Qualificar e ampliar
A ouvidora-geral da Secretaria de Estado de Saúde do Rio de Janeiro, Marcia Lopes Silva, concorda que o momento é de qualificar e ampliar os canais de comunicação com a sociedade. "Um aprendizado que se precisa ter é trabalhar com a mídia social e colocar o desmentido dentro da rede social. Isso é uma ideia da gestão atual", afirmou Marcia.
Na Ouvidoria da Agência Reguladora dos Serviços Públicos Concedidos de Transportes Aquaviários, Ferroviários e Metroviários e de Rodovias do Estado do Rio de Janeiro (Agetransp), segundo seu ouvidor, Eduardo Silveira, está sendo desenvolvido um aplicativo para celular para agilizar a comunicação e permitir ao usuário de telefonia móvel ter mais uma forma de contato com a Ouvidoria.
De acordo com Silveira, é comum receber demandas que não são de responsabilidade da Agetransp. Nesses casos, ele adota o que acredita ser o modelo a seguir pelos demais colegas: ajudar a buscar a solução do problema ou apontar quais são os lugares ou órgãos que, de fato, são responsáveis pelos assuntos.
Ouvidora-geral da Agência Nacional de Cinema (Ancine), entidade vinculada ao MinC, Luana Bonone defende que um dos papéis do ouvidor é extrair, de uma reclamação, uma situação que possa compor uma proposta de ação para o Poder Público.
"Penso que a gente vive em um momento – estamos na terceira onda democrática do País – no qual os conselhos, as comissões e a Ouvidoria fazem parte do processo. Eles precisam ser reafirmados como instrumentos democráticos dentro dos órgãos públicos. Por isso, tem que se responder, e responder com qualidade. É importante apresentar a imagem do órgão, ouvir e tirar políticas a partir disso", argumentou Luana.
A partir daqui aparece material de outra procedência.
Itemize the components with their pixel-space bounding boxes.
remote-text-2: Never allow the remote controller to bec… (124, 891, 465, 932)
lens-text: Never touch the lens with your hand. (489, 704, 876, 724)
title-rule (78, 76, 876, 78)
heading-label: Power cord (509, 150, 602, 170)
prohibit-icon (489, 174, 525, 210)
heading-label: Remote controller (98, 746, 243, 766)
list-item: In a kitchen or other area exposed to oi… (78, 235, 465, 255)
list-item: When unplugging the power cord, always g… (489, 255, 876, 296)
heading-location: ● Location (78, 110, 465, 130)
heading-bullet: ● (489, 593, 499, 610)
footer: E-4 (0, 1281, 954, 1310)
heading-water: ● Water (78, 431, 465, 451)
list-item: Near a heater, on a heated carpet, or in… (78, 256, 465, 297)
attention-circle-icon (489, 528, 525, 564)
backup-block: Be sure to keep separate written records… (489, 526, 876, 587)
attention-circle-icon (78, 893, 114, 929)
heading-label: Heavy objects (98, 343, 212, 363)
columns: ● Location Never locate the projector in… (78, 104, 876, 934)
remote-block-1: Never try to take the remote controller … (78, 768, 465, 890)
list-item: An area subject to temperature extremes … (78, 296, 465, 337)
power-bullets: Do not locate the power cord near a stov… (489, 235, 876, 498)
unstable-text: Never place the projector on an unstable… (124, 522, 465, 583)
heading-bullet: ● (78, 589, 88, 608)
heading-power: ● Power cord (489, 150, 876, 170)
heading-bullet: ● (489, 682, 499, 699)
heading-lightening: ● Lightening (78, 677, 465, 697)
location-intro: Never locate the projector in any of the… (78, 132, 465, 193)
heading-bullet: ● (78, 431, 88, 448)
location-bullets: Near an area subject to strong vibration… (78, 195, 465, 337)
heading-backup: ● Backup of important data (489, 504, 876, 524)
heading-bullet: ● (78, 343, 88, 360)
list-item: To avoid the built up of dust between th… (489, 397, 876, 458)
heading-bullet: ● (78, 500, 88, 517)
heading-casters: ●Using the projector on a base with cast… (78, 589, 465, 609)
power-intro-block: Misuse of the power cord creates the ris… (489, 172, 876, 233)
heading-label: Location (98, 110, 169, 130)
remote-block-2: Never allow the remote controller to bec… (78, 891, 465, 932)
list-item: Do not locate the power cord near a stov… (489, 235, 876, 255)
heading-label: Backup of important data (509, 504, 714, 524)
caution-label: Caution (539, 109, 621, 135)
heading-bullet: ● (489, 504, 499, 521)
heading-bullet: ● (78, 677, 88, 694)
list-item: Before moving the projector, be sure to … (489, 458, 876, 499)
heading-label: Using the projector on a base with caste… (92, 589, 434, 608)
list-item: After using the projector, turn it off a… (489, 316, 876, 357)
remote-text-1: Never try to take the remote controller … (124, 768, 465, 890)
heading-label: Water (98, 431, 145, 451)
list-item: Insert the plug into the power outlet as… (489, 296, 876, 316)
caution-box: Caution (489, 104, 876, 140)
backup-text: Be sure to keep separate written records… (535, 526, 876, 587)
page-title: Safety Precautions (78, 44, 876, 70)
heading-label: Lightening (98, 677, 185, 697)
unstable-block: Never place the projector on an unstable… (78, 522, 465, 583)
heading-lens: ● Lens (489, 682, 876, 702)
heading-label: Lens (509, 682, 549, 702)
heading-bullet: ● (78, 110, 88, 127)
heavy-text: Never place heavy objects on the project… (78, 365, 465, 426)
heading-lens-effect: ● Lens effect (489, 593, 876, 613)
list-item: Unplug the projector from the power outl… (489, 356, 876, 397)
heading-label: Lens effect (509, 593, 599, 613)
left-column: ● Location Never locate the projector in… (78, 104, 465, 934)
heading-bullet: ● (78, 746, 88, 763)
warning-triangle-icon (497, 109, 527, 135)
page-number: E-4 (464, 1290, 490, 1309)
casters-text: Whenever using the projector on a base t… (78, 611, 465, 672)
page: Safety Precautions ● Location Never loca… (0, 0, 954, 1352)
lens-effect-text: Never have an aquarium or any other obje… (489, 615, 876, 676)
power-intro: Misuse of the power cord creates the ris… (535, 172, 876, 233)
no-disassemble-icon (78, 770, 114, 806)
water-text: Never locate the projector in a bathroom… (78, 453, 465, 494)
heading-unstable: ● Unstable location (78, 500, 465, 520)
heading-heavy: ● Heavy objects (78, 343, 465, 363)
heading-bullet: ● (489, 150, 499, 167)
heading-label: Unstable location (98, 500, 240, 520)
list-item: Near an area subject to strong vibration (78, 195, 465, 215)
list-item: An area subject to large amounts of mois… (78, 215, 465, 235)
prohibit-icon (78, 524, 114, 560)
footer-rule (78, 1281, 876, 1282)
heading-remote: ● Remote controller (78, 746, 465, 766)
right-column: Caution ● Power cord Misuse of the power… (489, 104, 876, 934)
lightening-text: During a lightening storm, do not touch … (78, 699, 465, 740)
Regulamentação e proatividade
Com a experiência de coordenação do Sistema de Ouvidorias do Sistema Único de Saúde (SUS), Maria Moro defendeu a regulamentação da Ouvidoria pública no País. "Hoje não tem nenhuma lei. O trabalho legitima, mas a lei institucionaliza. Temos que garantir o espaço de luta pela organização para ampliar a democratização e fortalecer a democracia participativa", apontou.
A criação de um sistema comum entre as ouvidorias e o desenvolvimento de um trabalho conjunto em formato de rede foram algumas das sugestões levantadas durante a conversa com a finalidade de propiciar trocas de experiências e informações de forma contínua entre os participantes.
Outra forma de atuação apresentada no encontro foi uma experiência realizada no Rio de Janeiro de promover "Ouvidorias itinerantes", que levam técnicos das Ouvidorias a pontos mais carentes ou mais distantes, aproximando o órgão dos cidadãos.
"Este é um trabalho muito grande de formação de público, no qual o cidadão vê que a participação dele não é só como beneficiário, mas como sujeito ativo na formação de políticas, monitoramento e recepção das ações", afirmou Regina Lima, ouvidora do MinC.